Creating Variation 2: Mutation Over Generations
You’ve come up with a great-sounding seed of a musical idea. But now that you have it, you find that you don’t know how to proceed. Maybe it’s a few notes or a few bars, but it’s definitely not long enough to be a finished piece. You keep listening to the promising idea over and over again, unable to see a direction that will get you from here to a song.
There are a number of methods for generating many new ideas from the seed of one simple idea. Here is one recipe.

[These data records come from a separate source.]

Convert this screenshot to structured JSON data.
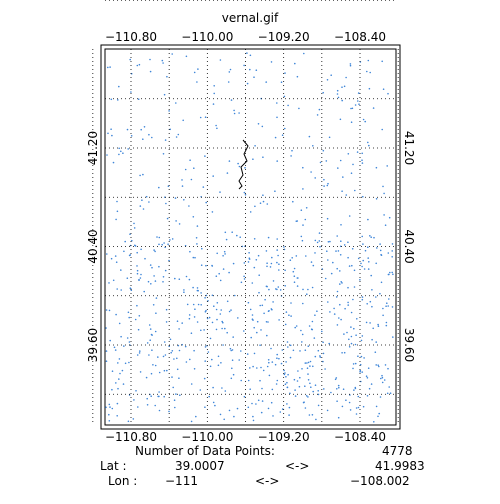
{
  "map": {
    "title": "vernal.gif",
    "lon_ticks": [
      {
        "value": -110.8,
        "label": "−110.80"
      },
      {
        "value": -110.0,
        "label": "−110.00"
      },
      {
        "value": -109.2,
        "label": "−109.20"
      },
      {
        "value": -108.4,
        "label": "−108.40"
      }
    ],
    "lat_ticks": [
      {
        "value": 41.2,
        "label": "41.20"
      },
      {
        "value": 40.4,
        "label": "40.40"
      },
      {
        "value": 39.6,
        "label": "39.60"
      }
    ]
  },
  "footer": {
    "points_label": "Number of Data Points:",
    "points_value": "4778",
    "lat_label": "Lat :",
    "lat_min": "39.0007",
    "lat_arrow": "<->",
    "lat_max": "41.9983",
    "lon_label": "Lon :",
    "lon_min": "−111",
    "lon_arrow": "<->",
    "lon_max": "−108.002"
  }
}
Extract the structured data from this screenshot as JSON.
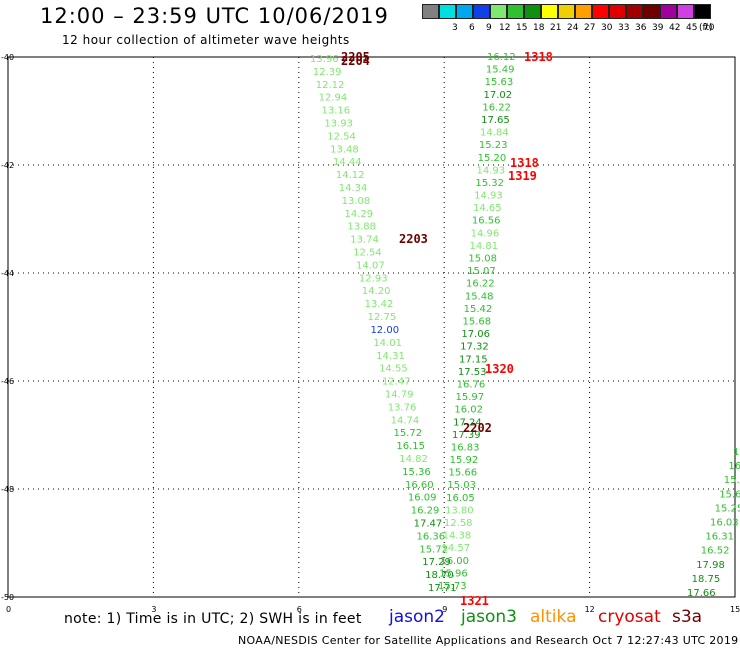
{
  "header": {
    "title": "12:00 – 23:59 UTC 10/06/2019",
    "subtitle": "12 hour collection of altimeter wave heights"
  },
  "color_scale": {
    "unit_label": "(ft)",
    "steps": [
      {
        "label": "",
        "color": "#808080"
      },
      {
        "label": "3",
        "color": "#00e0e0"
      },
      {
        "label": "6",
        "color": "#00a8f0"
      },
      {
        "label": "9",
        "color": "#1040e8"
      },
      {
        "label": "12",
        "color": "#80e870"
      },
      {
        "label": "15",
        "color": "#30c030"
      },
      {
        "label": "18",
        "color": "#109010"
      },
      {
        "label": "21",
        "color": "#ffff00"
      },
      {
        "label": "24",
        "color": "#f0d000"
      },
      {
        "label": "27",
        "color": "#ffa000"
      },
      {
        "label": "30",
        "color": "#ff0000"
      },
      {
        "label": "33",
        "color": "#e00000"
      },
      {
        "label": "36",
        "color": "#a00000"
      },
      {
        "label": "39",
        "color": "#700000"
      },
      {
        "label": "42",
        "color": "#a000a0"
      },
      {
        "label": "45",
        "color": "#d040e0"
      },
      {
        "label": "70",
        "color": "#000000"
      }
    ]
  },
  "axes": {
    "lon_ticks": [
      "0",
      "3",
      "6",
      "9",
      "12",
      "15"
    ],
    "lat_ticks": [
      "-40",
      "-42",
      "-44",
      "-46",
      "-48",
      "-50"
    ]
  },
  "tracks": [
    {
      "colors": [
        "#80e870"
      ],
      "points": [
        [
          "13.96",
          "#80e870"
        ],
        [
          "12.39",
          "#80e870"
        ],
        [
          "12.12",
          "#80e870"
        ],
        [
          "12.94",
          "#80e870"
        ],
        [
          "13.16",
          "#80e870"
        ],
        [
          "13.93",
          "#80e870"
        ],
        [
          "12.54",
          "#80e870"
        ],
        [
          "13.48",
          "#80e870"
        ],
        [
          "14.44",
          "#80e870"
        ],
        [
          "14.12",
          "#80e870"
        ],
        [
          "14.34",
          "#80e870"
        ],
        [
          "13.08",
          "#80e870"
        ],
        [
          "14.29",
          "#80e870"
        ],
        [
          "13.88",
          "#80e870"
        ],
        [
          "13.74",
          "#80e870"
        ],
        [
          "12.54",
          "#80e870"
        ],
        [
          "14.07",
          "#80e870"
        ],
        [
          "12.93",
          "#80e870"
        ],
        [
          "14.20",
          "#80e870"
        ],
        [
          "13.42",
          "#80e870"
        ],
        [
          "12.75",
          "#80e870"
        ],
        [
          "12.00",
          "#1040e8"
        ],
        [
          "14.01",
          "#80e870"
        ],
        [
          "14.31",
          "#80e870"
        ],
        [
          "14.55",
          "#80e870"
        ],
        [
          "12.47",
          "#80e870"
        ],
        [
          "14.79",
          "#80e870"
        ],
        [
          "13.76",
          "#80e870"
        ],
        [
          "14.74",
          "#80e870"
        ],
        [
          "15.72",
          "#30c030"
        ],
        [
          "16.15",
          "#30c030"
        ],
        [
          "14.82",
          "#80e870"
        ],
        [
          "15.36",
          "#30c030"
        ],
        [
          "16.60",
          "#30c030"
        ],
        [
          "16.09",
          "#30c030"
        ],
        [
          "16.29",
          "#30c030"
        ],
        [
          "17.47",
          "#109010"
        ],
        [
          "16.36",
          "#30c030"
        ],
        [
          "15.72",
          "#30c030"
        ],
        [
          "17.29",
          "#109010"
        ],
        [
          "18.70",
          "#109010"
        ],
        [
          "17.71",
          "#109010"
        ]
      ]
    },
    {
      "points": [
        [
          "16.12",
          "#30c030"
        ],
        [
          "15.49",
          "#30c030"
        ],
        [
          "15.63",
          "#30c030"
        ],
        [
          "17.02",
          "#109010"
        ],
        [
          "16.22",
          "#30c030"
        ],
        [
          "17.65",
          "#109010"
        ],
        [
          "14.84",
          "#80e870"
        ],
        [
          "15.23",
          "#30c030"
        ],
        [
          "15.20",
          "#30c030"
        ],
        [
          "14.93",
          "#80e870"
        ],
        [
          "15.32",
          "#30c030"
        ],
        [
          "14.93",
          "#80e870"
        ],
        [
          "14.65",
          "#80e870"
        ],
        [
          "16.56",
          "#30c030"
        ],
        [
          "14.96",
          "#80e870"
        ],
        [
          "14.81",
          "#80e870"
        ],
        [
          "15.08",
          "#30c030"
        ],
        [
          "15.07",
          "#30c030"
        ],
        [
          "16.22",
          "#30c030"
        ],
        [
          "15.48",
          "#30c030"
        ],
        [
          "15.42",
          "#30c030"
        ],
        [
          "15.68",
          "#30c030"
        ],
        [
          "17.06",
          "#109010"
        ],
        [
          "17.32",
          "#109010"
        ],
        [
          "17.15",
          "#109010"
        ],
        [
          "17.53",
          "#109010"
        ],
        [
          "16.76",
          "#30c030"
        ],
        [
          "15.97",
          "#30c030"
        ],
        [
          "16.02",
          "#30c030"
        ],
        [
          "17.24",
          "#109010"
        ],
        [
          "17.39",
          "#109010"
        ],
        [
          "16.83",
          "#30c030"
        ],
        [
          "15.92",
          "#30c030"
        ],
        [
          "15.66",
          "#30c030"
        ],
        [
          "15.03",
          "#30c030"
        ],
        [
          "16.05",
          "#30c030"
        ],
        [
          "13.80",
          "#80e870"
        ],
        [
          "12.58",
          "#80e870"
        ],
        [
          "14.38",
          "#80e870"
        ],
        [
          "14.57",
          "#80e870"
        ],
        [
          "16.00",
          "#30c030"
        ],
        [
          "15.96",
          "#30c030"
        ],
        [
          "15.73",
          "#30c030"
        ]
      ]
    },
    {
      "points": [
        [
          "1",
          "#30c030"
        ],
        [
          "16",
          "#30c030"
        ],
        [
          "15.",
          "#30c030"
        ],
        [
          "15.6",
          "#30c030"
        ],
        [
          "15.25",
          "#30c030"
        ],
        [
          "16.03",
          "#30c030"
        ],
        [
          "16.31",
          "#30c030"
        ],
        [
          "16.52",
          "#30c030"
        ],
        [
          "17.98",
          "#109010"
        ],
        [
          "18.75",
          "#109010"
        ],
        [
          "17.66",
          "#109010"
        ]
      ]
    }
  ],
  "pass_labels": [
    {
      "text": "2205",
      "color": "#700000"
    },
    {
      "text": "2204",
      "color": "#700000"
    },
    {
      "text": "1318",
      "color": "#ff0000"
    },
    {
      "text": "1318",
      "color": "#ff0000"
    },
    {
      "text": "1319",
      "color": "#ff0000"
    },
    {
      "text": "2203",
      "color": "#700000"
    },
    {
      "text": "1320",
      "color": "#ff0000"
    },
    {
      "text": "2202",
      "color": "#700000"
    },
    {
      "text": "1321",
      "color": "#ff0000"
    }
  ],
  "note": "note: 1) Time is in UTC; 2) SWH is in feet",
  "legend": [
    {
      "name": "jason2",
      "color": "#1010e0"
    },
    {
      "name": "jason3",
      "color": "#109010"
    },
    {
      "name": "altika",
      "color": "#ff9000"
    },
    {
      "name": "cryosat",
      "color": "#e00000"
    },
    {
      "name": "s3a",
      "color": "#700000"
    }
  ],
  "footer": "NOAA/NESDIS Center for Satellite Applications and Research   Oct  7 12:27:43 UTC 2019"
}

Make a single duplicate of the initial idea. Edit this duplicate until you have made only one meaningful change. You’ll ultimately need to use your own taste and intuition to determine what “meaningful” means in the context of this particular idea, but the broad categories to consider are the fundamental parameters of music:
- Sound: changes to the timbre
- Harmony: changes to the chords
- Melody: changes to the foreground line
- Rhythm: changes to the timing of events
- Form: changes to the structure or distribution of smaller-scale components within the idea
Once you’re satisfied with the change that you’ve made to the duplicated idea, repeat the process. But this time, begin by creating a duplicate of the duplicate (rather than the original). Now make one meaningful change to this third-generation duplicate. Try not to go “backwards”; that is, don’t simply undo the change that you made in the previous generation. Continue this process a number of times (maybe eight or so), each time using the previous variation as the seed for the next one.
What you have now is a collection of “descendant” ideas, each of which is the direct offspring of the previous idea, but which can all be traced back to the original “ancestor.” Although you’ve made only one meaningful change to each idea, all of them have also inherited the changes from all of the preceding generations and so may become increasingly remote from the original ancestor.